Devlet deneme tahtası değildir, ülkenin bekasını, birliğini ilgilendiren konularda bin defa düşünmek gerekir. Terör ve bölücülük bunlardan biridir. Yapılan her yanlış, ihanet örgütü ve partisinin kâr hanesine yazılır.
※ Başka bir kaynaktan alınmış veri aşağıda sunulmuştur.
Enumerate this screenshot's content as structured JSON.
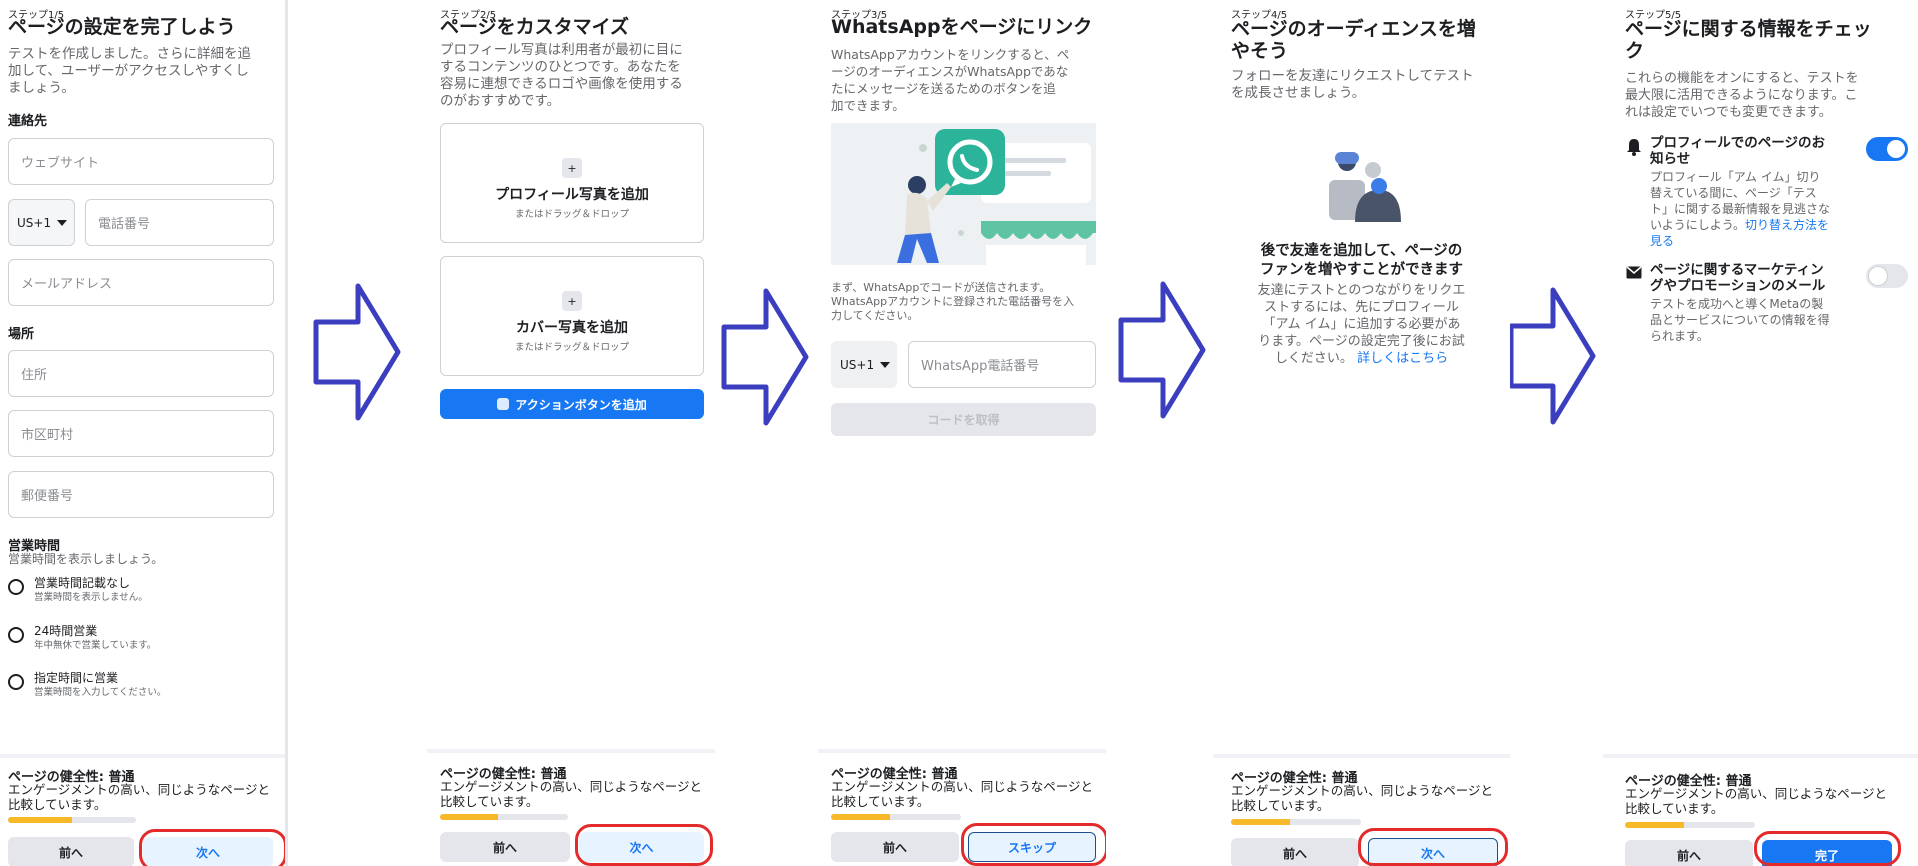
{
  "colors": {
    "accent": "#1877f2",
    "progress": "#f7b928",
    "highlight_ring": "#e32b2b",
    "arrow": "#3b3fbf"
  },
  "footer": {
    "health_title": "ページの健全性: 普通",
    "health_desc_line1": "エンゲージメントの高い、同じようなページと",
    "health_desc_line2": "比較しています。",
    "back_label": "前へ",
    "progress_fraction": 0.22
  },
  "step1": {
    "step": "ステップ1/5",
    "title": "ページの設定を完了しよう",
    "desc_line1": "テストを作成しました。さらに詳細を追",
    "desc_line2": "加して、ユーザーがアクセスしやすくし",
    "desc_line3": "ましょう。",
    "contact_label": "連絡先",
    "website_placeholder": "ウェブサイト",
    "country_code": "US+1",
    "phone_placeholder": "電話番号",
    "email_placeholder": "メールアドレス",
    "location_label": "場所",
    "address_placeholder": "住所",
    "city_placeholder": "市区町村",
    "zip_placeholder": "郵便番号",
    "hours_label": "営業時間",
    "hours_desc": "営業時間を表示しましょう。",
    "hours_options": [
      {
        "title": "営業時間記載なし",
        "sub": "営業時間を表示しません。"
      },
      {
        "title": "24時間営業",
        "sub": "年中無休で営業しています。"
      },
      {
        "title": "指定時間に営業",
        "sub": "営業時間を入力してください。"
      }
    ],
    "next_label": "次へ"
  },
  "step2": {
    "step": "ステップ2/5",
    "title": "ページをカスタマイズ",
    "desc_line1": "プロフィール写真は利用者が最初に目に",
    "desc_line2": "するコンテンツのひとつです。あなたを",
    "desc_line3": "容易に連想できるロゴや画像を使用する",
    "desc_line4": "のがおすすめです。",
    "profile_photo": "プロフィール写真を追加",
    "cover_photo": "カバー写真を追加",
    "drag_hint": "またはドラッグ＆ドロップ",
    "action_button": "アクションボタンを追加",
    "next_label": "次へ"
  },
  "step3": {
    "step": "ステップ3/5",
    "title": "WhatsAppをページにリンク",
    "desc_line1": "WhatsAppアカウントをリンクすると、ペ",
    "desc_line2": "ージのオーディエンスがWhatsAppであな",
    "desc_line3": "たにメッセージを送るためのボタンを追",
    "desc_line4": "加できます。",
    "code_note_line1": "まず、WhatsAppでコードが送信されます。",
    "code_note_line2": "WhatsAppアカウントに登録された電話番号を入",
    "code_note_line3": "力してください。",
    "country_code": "US+1",
    "phone_placeholder": "WhatsApp電話番号",
    "get_code": "コードを取得",
    "skip_label": "スキップ"
  },
  "step4": {
    "step": "ステップ4/5",
    "title_line1": "ページのオーディエンスを増",
    "title_line2": "やそう",
    "desc_line1": "フォローを友達にリクエストしてテスト",
    "desc_line2": "を成長させましょう。",
    "empty_title_line1": "後で友達を追加して、ページの",
    "empty_title_line2": "ファンを増やすことができます",
    "empty_desc_line1": "友達にテストとのつながりをリクエ",
    "empty_desc_line2": "ストするには、先にプロフィール",
    "empty_desc_line3": "「アム イム」に追加する必要があ",
    "empty_desc_line4": "ります。ページの設定完了後にお試",
    "empty_desc_line5": "しください。",
    "learn_more": "詳しくはこちら",
    "next_label": "次へ"
  },
  "step5": {
    "step": "ステップ5/5",
    "title_line1": "ページに関する情報をチェッ",
    "title_line2": "ク",
    "desc_line1": "これらの機能をオンにすると、テストを",
    "desc_line2": "最大限に活用できるようになります。こ",
    "desc_line3": "れは設定でいつでも変更できます。",
    "notif1_title_line1": "プロフィールでのページのお",
    "notif1_title_line2": "知らせ",
    "notif1_desc_line1": "プロフィール「アム イム」切り",
    "notif1_desc_line2": "替えている間に、ページ「テス",
    "notif1_desc_line3": "ト」に関する最新情報を見逃さな",
    "notif1_desc_line4": "いようにしよう。",
    "notif1_link": "切り替え方法を",
    "notif1_link2": "見る",
    "notif1_enabled": true,
    "notif2_title_line1": "ページに関するマーケティン",
    "notif2_title_line2": "グやプロモーションのメール",
    "notif2_desc_line1": "テストを成功へと導くMetaの製",
    "notif2_desc_line2": "品とサービスについての情報を得",
    "notif2_desc_line3": "られます。",
    "notif2_enabled": false,
    "done_label": "完了"
  }
}
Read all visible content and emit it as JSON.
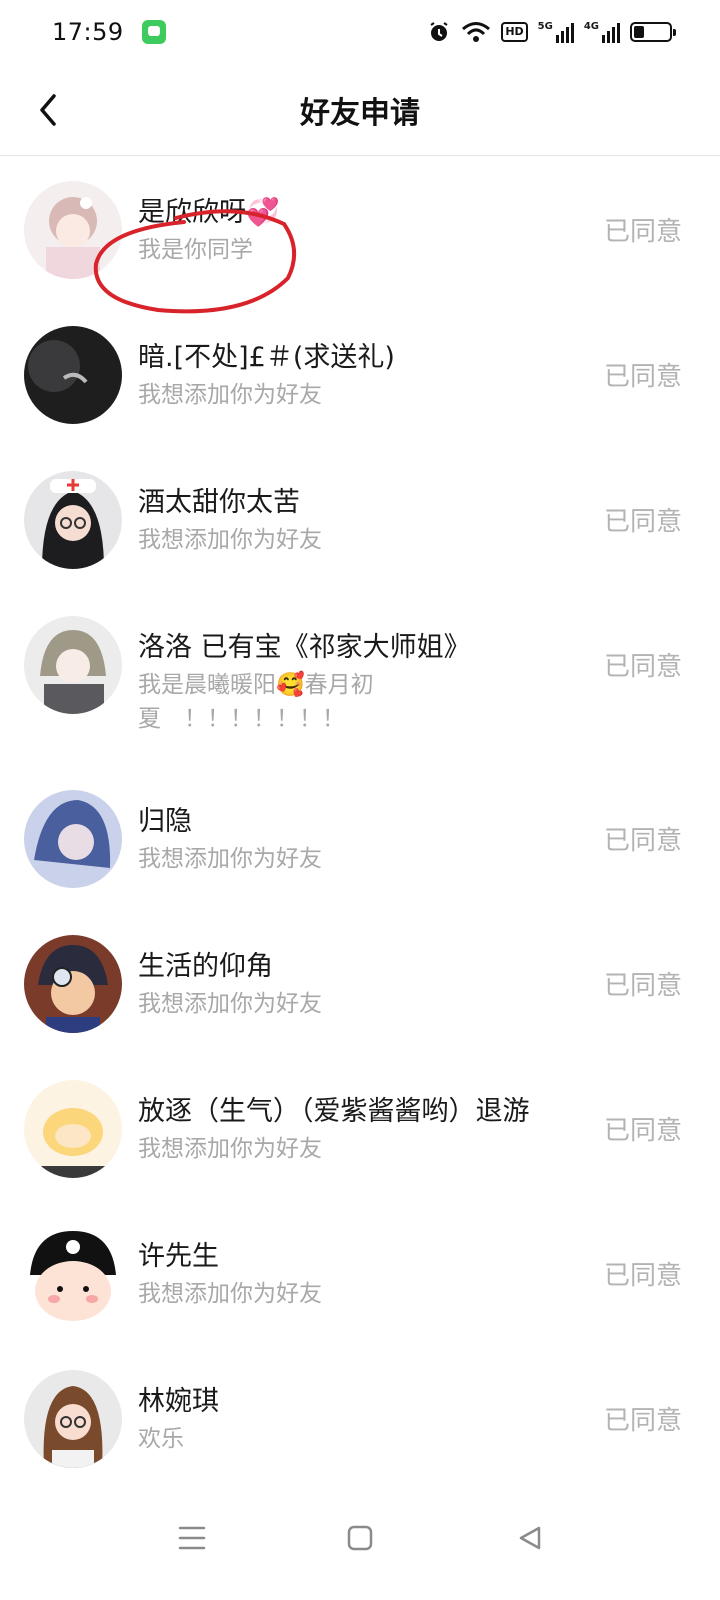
{
  "status_bar": {
    "time": "17:59",
    "hd_label": "HD",
    "net1": "5G",
    "net2": "4G"
  },
  "header": {
    "title": "好友申请"
  },
  "requests": [
    {
      "name": "是欣欣呀💞",
      "message": "我是你同学",
      "status": "已同意"
    },
    {
      "name": "暗.[不处]£＃(求送礼)",
      "message": "我想添加你为好友",
      "status": "已同意"
    },
    {
      "name": "酒太甜你太苦",
      "message": "我想添加你为好友",
      "status": "已同意"
    },
    {
      "name": "洛洛 已有宝《祁家大师姐》",
      "message": "我是晨曦暖阳🥰春月初夏　！！！！！！！",
      "status": "已同意"
    },
    {
      "name": "归隐",
      "message": "我想添加你为好友",
      "status": "已同意"
    },
    {
      "name": "生活的仰角",
      "message": "我想添加你为好友",
      "status": "已同意"
    },
    {
      "name": "放逐（生气）（爱紫酱酱哟）退游",
      "message": "我想添加你为好友",
      "status": "已同意"
    },
    {
      "name": "许先生",
      "message": "我想添加你为好友",
      "status": "已同意"
    },
    {
      "name": "林婉琪",
      "message": "欢乐",
      "status": "已同意"
    }
  ],
  "annotation_color": "#d8232a"
}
Oslo ve çözüm süreçleri tam da bu tip politikalardı. PKK ile masa kurarak hem onu Kürtlerin temsilcisi hâline getirdiler, hem de başkalarının da PKK’yı muhatap almasının zeminini hazırladılar. Hesapsız- kitapsız, uluslararası güç dengeleri gözetilmeden Suriye’ye müdahale edilmesi de öyleydi. Bugün PKK o yanlış politika yüzünden Suriye’de devletleşti. Esat’ı indireceğiz diyerek PKK devletine çanak tuttular. Bu politikanın iki sorumlusu Erdoğan ile Davutoğlu’dur. Başka bir ülkede olsa bu iki isim bir daha politika sahnesine çıkamazlardı. Millete ödettikleri bedelin cezasını siyasetten tart edilerek çekerlerdi. Bizde tam tersi oldu, daha da ödüllendirildiler. Hendek teröründe verilen şehitlerin hesabı bile sorulmadı.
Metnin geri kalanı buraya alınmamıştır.